Die wahre „Ursache“ für unsere Wahrnehmung der Dinge als „böse“ oder „gut“ ist ausschließlich nur eine Frage unserer eigenen „Gesinnung“, also unseres eigenen Hervortretens als identisch mit der ewigen Lebenskette von „Ursache und Wirkung“. Durch unsere Identität mit dieser Lebenskette können wir ja unmöglich „Wirkungen“ erleben, deren vorausgehende „Ursache“ nicht wir selbst sind. „Wirkungen“ können unmöglich ohne eine vorhergehende „Ursache“ entstehen.
Wenn ein Mensch uns plötzlich auf einem dunklen Weg überfällt und ausplündert, ja uns vielleicht verletzt und verstümmelt, dann sind wir Objekt einer Serie von „Wirkungen“ geworden. Nun wird man vielleicht hervorheben, in einer solchen Situation seien wir doch total unschuldig und daher Opfer eines „Verbrechens“ geworden und hätten das Recht, uns dafür zu „rächen“, indem wir den Urheber des Verbrechens „bestrafen“ lassen. Und dies ist innerhalb des juristischen Gesetzessystems oder Rechtswesens, das jede kultivierte Gesellschaft vorläufig gezwungen ist zu fördern, auch vollkommen richtig.

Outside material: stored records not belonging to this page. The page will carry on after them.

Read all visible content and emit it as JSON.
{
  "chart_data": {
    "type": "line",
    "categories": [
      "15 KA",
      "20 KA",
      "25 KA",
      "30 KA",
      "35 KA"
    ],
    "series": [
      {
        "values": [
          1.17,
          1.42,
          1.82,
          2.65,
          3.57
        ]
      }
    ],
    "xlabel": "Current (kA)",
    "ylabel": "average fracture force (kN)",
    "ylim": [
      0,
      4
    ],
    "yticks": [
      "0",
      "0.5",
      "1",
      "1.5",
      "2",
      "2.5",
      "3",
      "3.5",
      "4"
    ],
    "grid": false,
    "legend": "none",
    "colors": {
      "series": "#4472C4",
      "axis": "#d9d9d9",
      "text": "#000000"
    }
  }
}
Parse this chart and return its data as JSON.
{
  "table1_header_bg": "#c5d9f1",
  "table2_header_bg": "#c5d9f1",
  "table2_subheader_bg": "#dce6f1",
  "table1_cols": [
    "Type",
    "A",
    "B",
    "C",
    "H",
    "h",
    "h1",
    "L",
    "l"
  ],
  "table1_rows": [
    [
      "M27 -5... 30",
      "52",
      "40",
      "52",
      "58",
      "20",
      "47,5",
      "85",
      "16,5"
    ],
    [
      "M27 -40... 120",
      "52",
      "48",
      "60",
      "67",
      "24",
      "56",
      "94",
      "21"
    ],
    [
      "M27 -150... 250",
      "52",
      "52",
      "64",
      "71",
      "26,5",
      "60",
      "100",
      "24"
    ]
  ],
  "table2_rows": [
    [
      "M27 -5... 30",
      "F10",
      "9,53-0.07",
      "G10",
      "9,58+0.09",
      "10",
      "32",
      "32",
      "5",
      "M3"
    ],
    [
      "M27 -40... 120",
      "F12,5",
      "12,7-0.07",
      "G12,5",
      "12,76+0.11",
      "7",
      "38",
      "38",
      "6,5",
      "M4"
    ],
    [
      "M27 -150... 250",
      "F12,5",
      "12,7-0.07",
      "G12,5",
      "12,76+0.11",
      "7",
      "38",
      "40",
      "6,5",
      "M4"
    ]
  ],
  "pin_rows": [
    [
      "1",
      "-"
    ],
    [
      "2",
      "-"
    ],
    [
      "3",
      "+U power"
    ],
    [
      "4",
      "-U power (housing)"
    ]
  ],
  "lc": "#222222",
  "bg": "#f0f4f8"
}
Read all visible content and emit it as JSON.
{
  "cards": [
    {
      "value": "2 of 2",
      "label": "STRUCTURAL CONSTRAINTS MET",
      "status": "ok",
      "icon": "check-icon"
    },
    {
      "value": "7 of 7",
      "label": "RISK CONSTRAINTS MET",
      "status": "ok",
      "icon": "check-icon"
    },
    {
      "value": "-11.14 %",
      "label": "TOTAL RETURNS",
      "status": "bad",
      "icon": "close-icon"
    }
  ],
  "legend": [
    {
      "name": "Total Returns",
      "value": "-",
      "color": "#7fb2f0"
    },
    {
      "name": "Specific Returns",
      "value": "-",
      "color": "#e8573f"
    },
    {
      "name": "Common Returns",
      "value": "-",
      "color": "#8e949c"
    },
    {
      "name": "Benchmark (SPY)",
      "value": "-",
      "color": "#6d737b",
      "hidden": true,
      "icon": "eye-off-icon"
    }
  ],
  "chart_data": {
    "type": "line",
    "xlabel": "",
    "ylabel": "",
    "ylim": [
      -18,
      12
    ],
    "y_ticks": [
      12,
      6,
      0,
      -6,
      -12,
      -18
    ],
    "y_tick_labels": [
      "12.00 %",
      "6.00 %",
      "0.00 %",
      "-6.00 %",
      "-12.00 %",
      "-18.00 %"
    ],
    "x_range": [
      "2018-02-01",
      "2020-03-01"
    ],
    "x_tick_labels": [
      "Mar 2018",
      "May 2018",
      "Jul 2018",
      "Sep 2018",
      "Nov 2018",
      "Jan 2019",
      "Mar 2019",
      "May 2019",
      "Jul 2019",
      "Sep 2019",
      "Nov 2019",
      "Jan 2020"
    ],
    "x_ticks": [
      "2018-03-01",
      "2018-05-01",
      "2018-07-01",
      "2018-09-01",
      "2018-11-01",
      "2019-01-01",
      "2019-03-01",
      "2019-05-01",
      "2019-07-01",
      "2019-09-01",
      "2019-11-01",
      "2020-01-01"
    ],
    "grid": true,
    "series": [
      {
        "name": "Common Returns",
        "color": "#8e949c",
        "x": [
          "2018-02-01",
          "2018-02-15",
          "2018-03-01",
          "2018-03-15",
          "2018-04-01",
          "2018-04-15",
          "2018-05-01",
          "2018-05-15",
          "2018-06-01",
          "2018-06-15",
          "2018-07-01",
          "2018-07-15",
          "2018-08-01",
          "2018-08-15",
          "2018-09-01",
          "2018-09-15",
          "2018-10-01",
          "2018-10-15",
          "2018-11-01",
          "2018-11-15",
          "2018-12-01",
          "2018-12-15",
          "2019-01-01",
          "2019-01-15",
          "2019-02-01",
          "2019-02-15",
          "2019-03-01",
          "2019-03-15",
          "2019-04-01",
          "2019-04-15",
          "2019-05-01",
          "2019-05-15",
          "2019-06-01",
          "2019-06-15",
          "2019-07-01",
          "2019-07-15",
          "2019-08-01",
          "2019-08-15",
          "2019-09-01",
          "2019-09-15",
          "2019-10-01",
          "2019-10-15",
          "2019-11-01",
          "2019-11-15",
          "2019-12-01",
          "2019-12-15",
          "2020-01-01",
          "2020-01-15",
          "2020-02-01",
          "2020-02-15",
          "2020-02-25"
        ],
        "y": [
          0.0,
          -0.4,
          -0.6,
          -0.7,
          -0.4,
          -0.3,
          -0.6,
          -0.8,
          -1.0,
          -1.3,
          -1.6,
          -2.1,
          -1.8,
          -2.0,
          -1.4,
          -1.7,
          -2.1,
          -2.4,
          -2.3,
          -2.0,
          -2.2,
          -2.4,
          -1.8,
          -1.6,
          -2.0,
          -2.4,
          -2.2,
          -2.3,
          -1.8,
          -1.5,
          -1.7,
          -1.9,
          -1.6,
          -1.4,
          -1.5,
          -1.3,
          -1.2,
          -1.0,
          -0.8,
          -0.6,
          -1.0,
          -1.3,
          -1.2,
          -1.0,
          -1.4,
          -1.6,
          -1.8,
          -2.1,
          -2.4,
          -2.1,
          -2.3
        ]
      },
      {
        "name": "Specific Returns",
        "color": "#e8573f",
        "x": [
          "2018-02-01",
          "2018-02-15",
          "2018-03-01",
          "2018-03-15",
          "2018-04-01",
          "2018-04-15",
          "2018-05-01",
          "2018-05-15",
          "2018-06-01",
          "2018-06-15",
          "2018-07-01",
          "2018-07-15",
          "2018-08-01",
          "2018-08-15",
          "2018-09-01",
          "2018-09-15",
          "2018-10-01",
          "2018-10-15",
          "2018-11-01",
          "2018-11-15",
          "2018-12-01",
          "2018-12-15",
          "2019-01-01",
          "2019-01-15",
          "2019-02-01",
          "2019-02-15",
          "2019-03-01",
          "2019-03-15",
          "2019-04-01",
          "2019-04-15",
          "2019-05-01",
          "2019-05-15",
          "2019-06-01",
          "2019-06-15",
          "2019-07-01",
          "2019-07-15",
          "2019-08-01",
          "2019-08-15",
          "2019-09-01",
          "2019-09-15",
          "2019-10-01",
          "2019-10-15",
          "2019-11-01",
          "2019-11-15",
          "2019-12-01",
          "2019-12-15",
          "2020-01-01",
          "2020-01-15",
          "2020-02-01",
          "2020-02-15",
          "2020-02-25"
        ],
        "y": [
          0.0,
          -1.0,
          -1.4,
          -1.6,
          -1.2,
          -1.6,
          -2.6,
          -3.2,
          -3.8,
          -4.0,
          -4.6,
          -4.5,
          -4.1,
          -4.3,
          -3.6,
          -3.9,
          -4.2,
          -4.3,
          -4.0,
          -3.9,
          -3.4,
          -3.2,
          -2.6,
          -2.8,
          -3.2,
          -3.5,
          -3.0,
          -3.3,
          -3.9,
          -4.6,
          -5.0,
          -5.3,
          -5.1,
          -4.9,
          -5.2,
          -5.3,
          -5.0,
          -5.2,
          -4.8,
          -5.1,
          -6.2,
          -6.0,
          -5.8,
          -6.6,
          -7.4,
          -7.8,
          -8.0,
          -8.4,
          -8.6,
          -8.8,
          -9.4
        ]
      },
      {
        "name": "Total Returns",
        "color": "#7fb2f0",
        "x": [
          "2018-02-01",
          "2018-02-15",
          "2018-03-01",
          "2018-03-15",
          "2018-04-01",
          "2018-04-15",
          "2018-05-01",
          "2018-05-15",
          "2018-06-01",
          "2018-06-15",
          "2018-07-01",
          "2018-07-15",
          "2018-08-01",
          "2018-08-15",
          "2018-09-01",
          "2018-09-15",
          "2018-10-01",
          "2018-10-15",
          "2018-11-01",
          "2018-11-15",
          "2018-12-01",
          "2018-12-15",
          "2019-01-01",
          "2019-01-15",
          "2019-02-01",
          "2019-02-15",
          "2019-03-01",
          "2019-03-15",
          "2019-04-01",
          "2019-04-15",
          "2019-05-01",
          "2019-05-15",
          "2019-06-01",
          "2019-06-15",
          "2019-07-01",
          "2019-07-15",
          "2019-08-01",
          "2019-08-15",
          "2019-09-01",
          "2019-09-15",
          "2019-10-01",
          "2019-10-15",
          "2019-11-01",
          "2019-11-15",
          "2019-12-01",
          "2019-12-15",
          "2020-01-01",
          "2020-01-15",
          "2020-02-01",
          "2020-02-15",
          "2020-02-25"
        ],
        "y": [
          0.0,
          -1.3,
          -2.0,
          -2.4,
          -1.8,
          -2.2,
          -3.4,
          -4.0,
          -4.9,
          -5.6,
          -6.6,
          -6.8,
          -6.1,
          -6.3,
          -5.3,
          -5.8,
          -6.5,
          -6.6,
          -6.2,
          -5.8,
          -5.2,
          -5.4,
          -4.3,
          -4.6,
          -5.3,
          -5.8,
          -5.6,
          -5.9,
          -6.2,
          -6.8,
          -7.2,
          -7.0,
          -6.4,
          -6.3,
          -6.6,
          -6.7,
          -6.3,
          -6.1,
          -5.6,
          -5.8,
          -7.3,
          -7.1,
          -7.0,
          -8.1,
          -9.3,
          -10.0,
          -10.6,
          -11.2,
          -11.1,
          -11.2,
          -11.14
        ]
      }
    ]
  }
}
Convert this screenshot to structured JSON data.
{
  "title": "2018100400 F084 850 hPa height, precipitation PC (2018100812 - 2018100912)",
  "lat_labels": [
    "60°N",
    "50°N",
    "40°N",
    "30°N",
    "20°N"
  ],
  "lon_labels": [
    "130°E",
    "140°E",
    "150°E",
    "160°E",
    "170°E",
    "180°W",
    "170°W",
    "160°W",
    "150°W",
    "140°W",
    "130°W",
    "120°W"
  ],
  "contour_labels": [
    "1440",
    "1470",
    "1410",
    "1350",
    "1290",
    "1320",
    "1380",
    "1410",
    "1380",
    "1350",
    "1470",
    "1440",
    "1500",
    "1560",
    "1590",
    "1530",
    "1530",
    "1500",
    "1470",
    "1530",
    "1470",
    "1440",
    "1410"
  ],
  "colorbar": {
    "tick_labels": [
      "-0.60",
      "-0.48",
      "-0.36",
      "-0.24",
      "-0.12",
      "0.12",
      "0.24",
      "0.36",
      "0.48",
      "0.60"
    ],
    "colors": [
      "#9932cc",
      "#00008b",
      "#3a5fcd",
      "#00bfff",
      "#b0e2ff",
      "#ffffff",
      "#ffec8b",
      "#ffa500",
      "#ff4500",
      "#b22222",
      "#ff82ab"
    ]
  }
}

Innerhalb des Wahrnehmungsbereiches oder des Überblicks über das Mysterium des Lebens, den man dort zur Verfügung hat, können die Dinge nicht anders beurteilt werden. Aber gleichzeitig ist es auch eine Tatsache, dass der Bereich, von dem aus die genannte Beurteilung festgestellt wird, doch nur einen außerordentlich kleinen lokalen Bereich in dem ungeheuren Spiel der Kräfte darstellt, der die Ganzheit ausmacht, was in diesem Fall die „ewige Kette von Ursache und Wirkung“ des Räubers ist. Diese Kette ist ja durch ihre „ewige“ Existenz identisch mit der „Unendlichkeit“. Wenn wir aber diese Ganzheit nicht sehen können, sondern vielmehr nur einen mikroskopisch kleinen Teil dessen, wie können wir dann sicher sein, dass unser Urteil über das Verhalten des Räubers absolut „gerecht“ ist?
Zum ersten Mal im dänischen Kosmos Nr. 3 - 4, 1978 mit dem Titel: "Den hemmelige magt bag våbnene" erschienen.